After the third miscarriage my wife asked the young athletic attending physician when she could start up again. The doctor, perhaps distracted by her charting, perhaps simply self-absorbed, answered that my wife could resume exercise in a few days, later today if the signs indicated. Had we interrupted, with our emergency, this doctor's daily jog, her own regimen of working out? She was wearing running shoes, her hair tied back, sweats. Was she assessing my wife's bulked up body differently now that the body was no longer bulk for a purpose, was no longer pregnant? Time to get back into shape. Into shape. As the saying goes you can't be half pregnant. My wife in an instant had become out of shape. The doctor had misunderstood. My wife was asking how long before we could start again to have sex, to make a baby, to be pregnant. She wanted to get back into that shape.
9
We took pictures. A few days before she was due, she took off her clothes and posed in our sunny living room. There is an extremity to the nakedness during labor. The clothing of modesty is readily shed. The staged renditions of the moment on television and in movies are hilarious with their persnickety management of drapery and screens. We are all born naked. My wife had back labor, and for a while a warm compress on her lower spine helped relieve the pain. Until it didn't. She had dilated, was in the part of labor called transition. She had changed. I applied the heated towel again. "What are you doing?" she screamed. "It feels like you are ripping off my skin!" This nakedness was beyond skin-deep.
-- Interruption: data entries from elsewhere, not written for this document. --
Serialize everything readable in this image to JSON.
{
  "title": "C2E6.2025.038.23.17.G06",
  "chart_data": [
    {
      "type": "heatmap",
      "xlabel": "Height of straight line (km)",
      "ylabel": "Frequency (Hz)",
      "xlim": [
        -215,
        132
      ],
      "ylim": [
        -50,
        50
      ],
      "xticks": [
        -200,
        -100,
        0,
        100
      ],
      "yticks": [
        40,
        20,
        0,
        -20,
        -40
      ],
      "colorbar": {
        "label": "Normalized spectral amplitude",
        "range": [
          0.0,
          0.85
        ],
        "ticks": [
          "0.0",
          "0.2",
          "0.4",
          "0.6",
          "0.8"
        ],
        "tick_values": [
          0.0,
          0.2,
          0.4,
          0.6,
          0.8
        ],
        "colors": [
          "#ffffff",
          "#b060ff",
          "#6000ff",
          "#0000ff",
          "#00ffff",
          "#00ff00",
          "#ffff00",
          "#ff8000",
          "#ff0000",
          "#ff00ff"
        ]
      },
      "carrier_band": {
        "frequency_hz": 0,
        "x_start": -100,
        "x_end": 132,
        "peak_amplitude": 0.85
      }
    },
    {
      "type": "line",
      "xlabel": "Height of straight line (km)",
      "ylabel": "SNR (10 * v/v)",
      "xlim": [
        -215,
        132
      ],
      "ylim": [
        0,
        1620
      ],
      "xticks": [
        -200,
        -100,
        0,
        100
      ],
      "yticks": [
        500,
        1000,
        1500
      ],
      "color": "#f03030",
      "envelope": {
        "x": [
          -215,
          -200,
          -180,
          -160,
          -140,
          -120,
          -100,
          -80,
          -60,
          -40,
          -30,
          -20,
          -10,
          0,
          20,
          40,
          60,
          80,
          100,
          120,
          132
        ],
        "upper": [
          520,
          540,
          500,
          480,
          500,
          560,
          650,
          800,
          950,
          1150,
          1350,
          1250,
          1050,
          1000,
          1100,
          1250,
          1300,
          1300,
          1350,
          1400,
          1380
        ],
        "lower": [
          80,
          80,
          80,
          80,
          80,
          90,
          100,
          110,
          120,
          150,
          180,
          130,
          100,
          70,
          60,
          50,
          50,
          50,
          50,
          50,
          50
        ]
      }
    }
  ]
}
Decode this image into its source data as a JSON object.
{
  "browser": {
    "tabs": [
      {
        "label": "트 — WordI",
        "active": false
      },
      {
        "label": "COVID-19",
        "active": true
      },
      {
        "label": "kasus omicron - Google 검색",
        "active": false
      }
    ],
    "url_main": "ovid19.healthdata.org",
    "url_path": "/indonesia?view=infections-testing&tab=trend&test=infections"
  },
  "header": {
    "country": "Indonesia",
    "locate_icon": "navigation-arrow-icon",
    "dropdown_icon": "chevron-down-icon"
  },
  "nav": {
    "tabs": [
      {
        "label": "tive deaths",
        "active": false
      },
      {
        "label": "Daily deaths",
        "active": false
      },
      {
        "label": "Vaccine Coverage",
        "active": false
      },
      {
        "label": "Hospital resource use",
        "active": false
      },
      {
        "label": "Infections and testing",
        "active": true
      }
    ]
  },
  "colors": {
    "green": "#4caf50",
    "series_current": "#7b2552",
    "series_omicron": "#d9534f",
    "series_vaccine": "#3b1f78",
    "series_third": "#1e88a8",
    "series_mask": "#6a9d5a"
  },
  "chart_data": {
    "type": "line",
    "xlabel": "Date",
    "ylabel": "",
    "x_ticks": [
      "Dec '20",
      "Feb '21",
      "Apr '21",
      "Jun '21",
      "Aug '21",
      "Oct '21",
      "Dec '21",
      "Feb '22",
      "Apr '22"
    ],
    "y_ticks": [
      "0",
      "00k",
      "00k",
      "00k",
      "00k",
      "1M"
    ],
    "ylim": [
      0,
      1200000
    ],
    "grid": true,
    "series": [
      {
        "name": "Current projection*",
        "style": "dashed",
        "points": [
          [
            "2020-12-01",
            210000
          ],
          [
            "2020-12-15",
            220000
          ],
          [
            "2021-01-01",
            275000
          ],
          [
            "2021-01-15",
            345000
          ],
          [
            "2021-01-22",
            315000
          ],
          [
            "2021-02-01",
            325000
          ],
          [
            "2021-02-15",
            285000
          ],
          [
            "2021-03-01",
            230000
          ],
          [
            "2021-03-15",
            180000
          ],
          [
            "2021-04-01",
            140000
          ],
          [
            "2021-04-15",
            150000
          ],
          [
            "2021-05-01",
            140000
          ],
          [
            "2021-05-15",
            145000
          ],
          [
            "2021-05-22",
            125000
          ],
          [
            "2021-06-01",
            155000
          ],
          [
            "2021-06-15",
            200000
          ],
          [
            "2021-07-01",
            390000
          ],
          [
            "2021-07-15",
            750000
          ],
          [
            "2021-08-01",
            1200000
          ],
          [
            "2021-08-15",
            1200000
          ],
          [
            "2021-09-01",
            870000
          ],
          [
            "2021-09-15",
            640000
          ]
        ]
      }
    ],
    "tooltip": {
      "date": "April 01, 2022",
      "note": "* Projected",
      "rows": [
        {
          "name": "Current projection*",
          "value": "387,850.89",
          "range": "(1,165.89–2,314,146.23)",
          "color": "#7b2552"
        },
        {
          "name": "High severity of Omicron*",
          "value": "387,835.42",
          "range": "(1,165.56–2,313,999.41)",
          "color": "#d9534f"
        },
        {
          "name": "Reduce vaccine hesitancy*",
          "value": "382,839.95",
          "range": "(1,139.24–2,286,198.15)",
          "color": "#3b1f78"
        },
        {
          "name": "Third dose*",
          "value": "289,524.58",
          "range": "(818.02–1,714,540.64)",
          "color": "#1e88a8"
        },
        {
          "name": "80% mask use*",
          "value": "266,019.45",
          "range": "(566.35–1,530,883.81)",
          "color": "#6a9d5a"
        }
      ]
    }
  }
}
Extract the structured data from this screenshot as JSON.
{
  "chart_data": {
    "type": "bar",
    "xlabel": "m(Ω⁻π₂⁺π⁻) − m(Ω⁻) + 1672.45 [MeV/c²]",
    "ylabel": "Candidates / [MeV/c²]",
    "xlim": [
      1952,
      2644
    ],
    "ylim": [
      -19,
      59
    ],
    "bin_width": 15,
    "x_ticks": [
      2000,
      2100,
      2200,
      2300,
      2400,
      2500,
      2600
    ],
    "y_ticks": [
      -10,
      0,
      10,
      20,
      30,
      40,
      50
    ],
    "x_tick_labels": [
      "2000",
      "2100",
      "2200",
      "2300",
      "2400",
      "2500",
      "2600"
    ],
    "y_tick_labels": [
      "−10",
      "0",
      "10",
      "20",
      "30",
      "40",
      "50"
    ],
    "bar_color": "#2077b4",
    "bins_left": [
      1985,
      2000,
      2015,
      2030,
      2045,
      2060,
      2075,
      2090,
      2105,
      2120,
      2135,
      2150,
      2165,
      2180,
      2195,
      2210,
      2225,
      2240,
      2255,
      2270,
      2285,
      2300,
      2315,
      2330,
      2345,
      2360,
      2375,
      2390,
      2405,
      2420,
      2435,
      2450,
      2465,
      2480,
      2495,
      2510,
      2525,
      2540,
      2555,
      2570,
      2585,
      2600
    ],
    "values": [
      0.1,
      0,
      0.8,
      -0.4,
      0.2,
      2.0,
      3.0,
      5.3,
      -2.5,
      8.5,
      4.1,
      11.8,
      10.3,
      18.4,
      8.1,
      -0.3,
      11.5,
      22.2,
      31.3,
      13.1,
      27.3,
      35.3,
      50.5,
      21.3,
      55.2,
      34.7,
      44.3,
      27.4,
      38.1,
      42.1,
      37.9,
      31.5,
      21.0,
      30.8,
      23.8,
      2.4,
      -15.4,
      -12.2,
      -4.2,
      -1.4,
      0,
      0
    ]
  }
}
Back to the pictures, to the evidence of that body. We marvel still at its transformation. There is the apparent impossibility of it. How could it possibly work? It is freakish in proportion and scale, gravity-defying and grave. There is a luxuriousness as well. The skin, yes, glows. The darker skin of the aureoles, the eyelids, the lips grow darker. On the center line of the belly a vertical line appears running from the sternum, circumventing the belly from pole to pole. The telltale sign of the stomach's rectus muscle's separation, split open like, well, ripe fruit. You can't help it-all the cliches are true. The pregnant body is not a human body any more but a metaphor for ripe, for full. My wife no longer recognizes herself in the pictures. It was a strange visitation, her body inhabited both by a new body and this other body built to birth the baby. We look at the pictures with nostalgia and anticipation. Birth imminent. For me the pregnant body is freakish but irresistible. It is as if the human species is made up of three genders, this new other one, this thing. Or more exactly that the two sexes give birth to this new species. This other other. Obstetric, that Latinate word, means to stand in opposition to. I am sympathetic. But, finally, I have no choice. I must, we all must, wait on it.